At least there, the problem is easier, because we have in place a way
to represent muxes separately from everything else.

DMA engine is totally different; there is no representation of this, and
I don't see a sane way that it _could_ be represented given the existing
structure - certainly not without a major rework.

The first problem is that there is no support for any kind of layering in
dma engine at all.

The second problem is that you're actually dealing with muxes at two
levels - when you have an external mux to the DMA engine, you normally
already have a mux internally within the DMA engine.  And you need to
set these muxes dynamically according to the next DMA activity that the
physical DMA channel is about to process.

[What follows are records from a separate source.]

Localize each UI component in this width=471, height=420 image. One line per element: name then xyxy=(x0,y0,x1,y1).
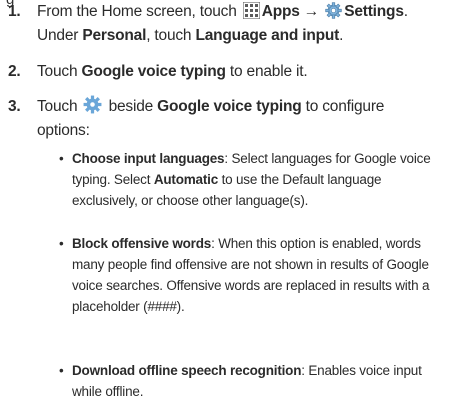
option-text: Choose input languages: Select languages… xyxy=(72,151,431,208)
step-text: From the Home screen, touch Apps → Setti… xyxy=(37,2,408,44)
option-title: Choose input languages xyxy=(72,151,225,166)
step-number: 1. xyxy=(8,3,21,20)
personal-label: Personal xyxy=(82,27,147,44)
language-input-label: Language and input xyxy=(195,27,340,44)
step-text: Touch beside Google voice typing to conf… xyxy=(37,95,467,143)
google-voice-typing-label: Google voice typing xyxy=(81,63,226,80)
instruction-page: g 1. From the Home screen, touch Apps → xyxy=(0,0,471,420)
step-number: 2. xyxy=(8,63,21,80)
step-number: 3. xyxy=(8,98,21,115)
bullet: • xyxy=(59,151,64,166)
option-text: Download offline speech recognition: Ena… xyxy=(72,363,422,399)
option-title: Block offensive words xyxy=(72,236,212,251)
bullet: • xyxy=(59,236,64,251)
apps-label: Apps xyxy=(261,3,300,20)
settings-label: Settings xyxy=(344,3,404,20)
google-voice-typing-label: Google voice typing xyxy=(157,98,302,115)
configure-gear-icon xyxy=(84,95,102,114)
option-text: Block offensive words: When this option … xyxy=(72,236,430,314)
apps-grid-icon xyxy=(242,2,260,19)
bullet: • xyxy=(59,363,64,378)
settings-gear-icon xyxy=(325,2,342,19)
step-text: Touch Google voice typing to enable it. xyxy=(37,63,308,80)
option-title: Download offline speech recognition xyxy=(72,363,302,378)
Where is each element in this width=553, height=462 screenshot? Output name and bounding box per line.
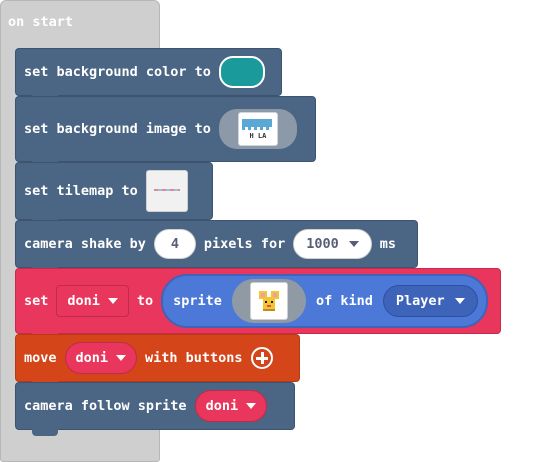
chevron-down-icon [348, 241, 359, 247]
camera-shake-label: camera shake by [24, 236, 146, 252]
set-sprite-block[interactable]: set doni to sprite of kind Player [15, 268, 501, 340]
camera-follow-block[interactable]: camera follow sprite doni [15, 382, 295, 436]
sprite-create-block[interactable]: sprite of kind Player [161, 274, 488, 328]
camera-follow-label: camera follow sprite [24, 398, 187, 414]
shake-duration-value: 1000 [306, 236, 339, 252]
move-variable-dropdown[interactable]: doni [64, 342, 138, 374]
background-image-text: H LA [249, 132, 267, 140]
sprite-image-thumbnail [249, 282, 288, 320]
shake-duration-dropdown[interactable]: 1000 [293, 229, 372, 259]
mouse-sprite-icon [258, 291, 279, 311]
variable-value: doni [67, 293, 100, 309]
plus-icon[interactable] [250, 347, 273, 369]
with-buttons-label: with buttons [145, 350, 243, 366]
follow-variable-value: doni [205, 398, 239, 414]
camera-shake-block[interactable]: camera shake by 4 pixels for 1000 ms [15, 220, 418, 274]
tilemap-thumbnail[interactable] [145, 170, 188, 212]
set-background-color-label: set background color to [24, 64, 211, 80]
pixels-for-label: pixels for [203, 236, 286, 252]
background-color-swatch[interactable] [218, 56, 265, 88]
set-tilemap-block[interactable]: set tilemap to [15, 162, 213, 226]
shake-amount-field[interactable]: 4 [153, 229, 196, 259]
of-kind-label: of kind [315, 293, 373, 309]
set-tilemap-label: set tilemap to [24, 183, 138, 199]
kind-dropdown[interactable]: Player [382, 285, 478, 317]
follow-variable-dropdown[interactable]: doni [194, 390, 268, 422]
set-label: set [24, 293, 49, 309]
sprite-label: sprite [173, 293, 222, 309]
move-variable-value: doni [75, 350, 109, 366]
chevron-down-icon [454, 298, 465, 304]
set-background-color-block[interactable]: set background color to [15, 48, 282, 102]
on-start-label: on start [8, 14, 74, 30]
set-background-image-label: set background image to [24, 121, 211, 137]
chevron-down-icon [107, 298, 118, 304]
chevron-down-icon [116, 355, 127, 361]
kind-value: Player [395, 293, 445, 309]
move-label: move [24, 350, 57, 366]
background-image-thumbnail: H LA [237, 112, 278, 146]
set-background-image-block[interactable]: set background image to H LA [15, 96, 316, 168]
chevron-down-icon [246, 403, 257, 409]
ms-label: ms [379, 236, 396, 252]
background-image-well[interactable]: H LA [218, 109, 297, 149]
move-with-buttons-block[interactable]: move doni with buttons [15, 334, 300, 388]
sprite-image-well[interactable] [231, 279, 306, 323]
to-label: to [136, 293, 154, 309]
variable-dropdown[interactable]: doni [56, 285, 129, 317]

That becomes even more fun when you have setups like on the Realview
platforms where you have one set of bits which multiplex several
different DMA request signals, so changing the mux for one signal
changes others.  What this means is that you may only find out that
you can't route the DMA request when you try to change the muxes to
route your DMA request into the DMA controller.

It's all _very_ icky and horrible.  Clock muxes are much saner.

That said, I'm quite prepared to say "ok, we just don't bother dealing
with that DMA issue on platforms like Realview, hard luck if your
hardware team thought it was a good idea, we don't support it."